The summer of 1976 drew the role of Supreme Court to sharp focus when Shivakanta Shukla was picked up illegally in Jabalpur under the cover of Emergency. In a (4:1) judgment, the Supreme Court decreed that there was judicial relief to life and liberty when Emergency was proclaimed under Article 352. The most distressing was the reply of the then attorney general Niren De to a question put forward by Justice Hans Raj Khanna. It went like this: “There is no remedy if a police officer, solely because of a personal enmity, puts an end to the life of a law-abiding citizen during Emergency.” The lone loadstar of the day was Justice HR Khanna, who said, “Sanctity of life is not a gift of the Constitution. Illegal detention will be subject to judicial review.” He quoted Chief Justice Hughes to say, “A dissent in a court of last resort is an appeal to the brooding spirit of law, to the intelligence of the future date, when a later decision may possibly correct the error into which the dissenting judge believes the court to have been betrayed.”
Indeed, the four judges (which included Justice Bhagawati and YV Chandrachud) later admitted to their mistake. It was indeed a howler which Fali Nariman rightly termed “judicial pusillanimity at its worst”. Granville Austin is more metaphorical when he writes, “The judges would have been hung separately if they had hung together.” Justice Khanna was superseded after this judgment. In his book, Neither Roses Nor Thorns, he says he had confided in his sister Santosh, “I have prepared a judgment which is going to cost me the chief-justice-ship of India.”

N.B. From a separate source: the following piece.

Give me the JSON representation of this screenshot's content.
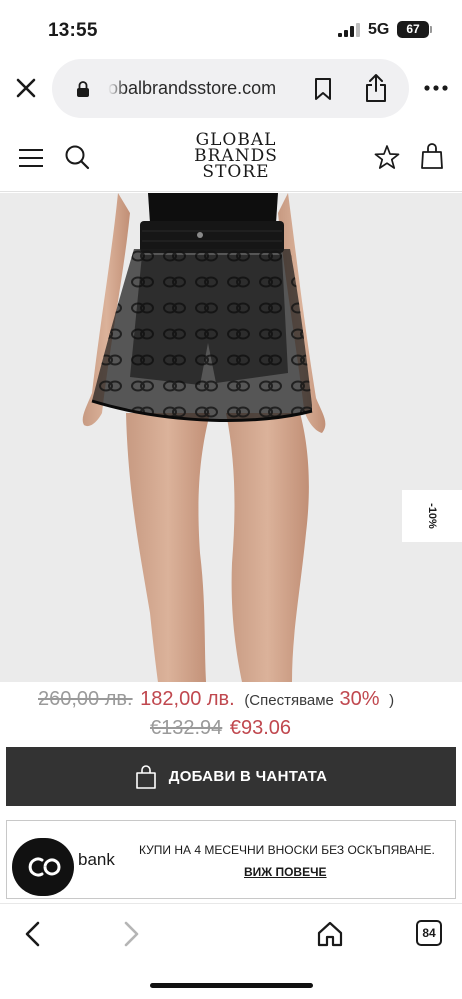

Indira Gandhi was dictatorial and highhanded. The 44th amendment (1978) has now incorporated a provision in Article 359(1) as per which Right to Life and Liberty (Article 20 & 21) would not be suspended during Emergency. It’s a small tribute to the brooding spirit of a fearless judge who valued ‘good governance’ over ‘genuflection’, that we do not have the scorching summer of 1976 now.